As the cell gap increases with other parameters fixed, the middle part of the twisted profile curves as shown in the figure. Analytical solution profile, drawn together. The remaining parameters did not affect the twist profile as much as the gap between the cells, as shown in the figure. If the resulting value is approximately zero, it can be concluded that the saddle stretching effect does not exist outside the fiber or that the simplifications were not appropriate.
Although we confirmed the equilibrium director field in both the parallel cell and the orthogonal cell, we could not qualitatively identify the saddle effect due to the interaction between the bulk elastic deformations.

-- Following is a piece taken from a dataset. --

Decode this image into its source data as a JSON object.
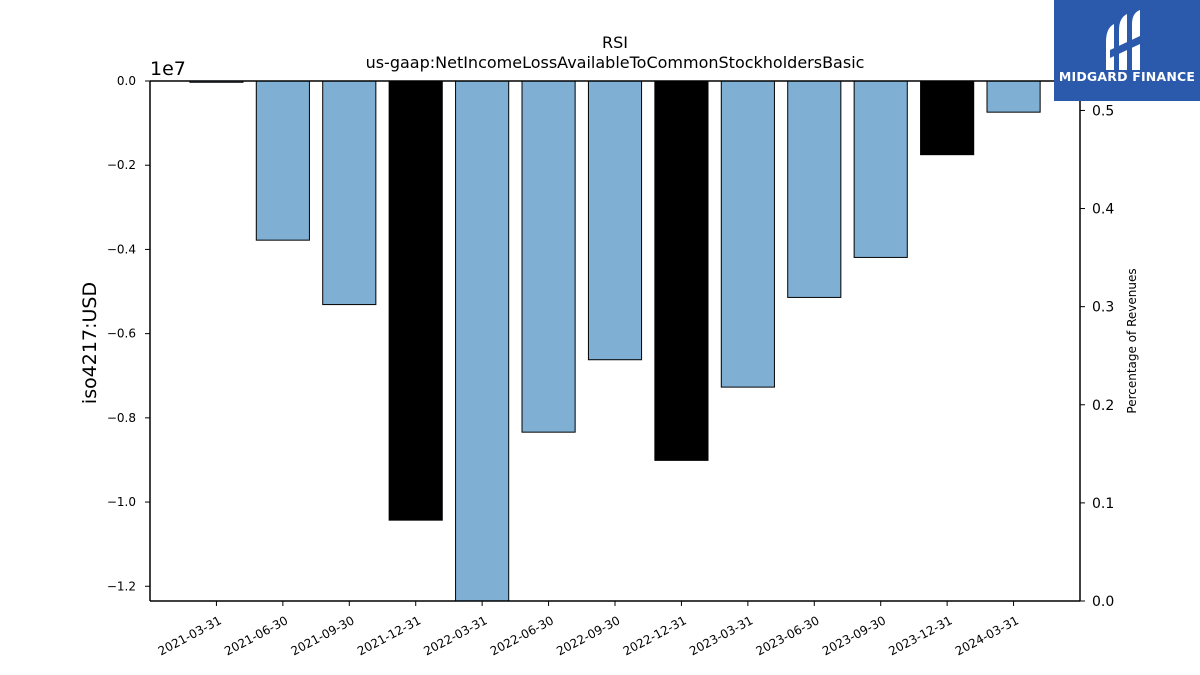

The experiment can be performed with fibers of different radii, which are confirmed to have a degenerate plane anchoring surface, or with a half-cylindrical glass rod of different radii from the manufacturer Hilgenberg, which requires confirmation of the degenerate state. With these boundary changes, the radius dependence of the saddle-crack effect can also be verified.
But even with those horny residual chemicals, the fiber optic was used for parallel cell experiments and the uniaxial configuration was adopted, as it reflected little influence from the horny chemicals. The sawtooth-like fluctuations at the nanometer scale of both profiles originate from the resolution limit of the AFM, and not from the actual fluctuation of the fiber surface.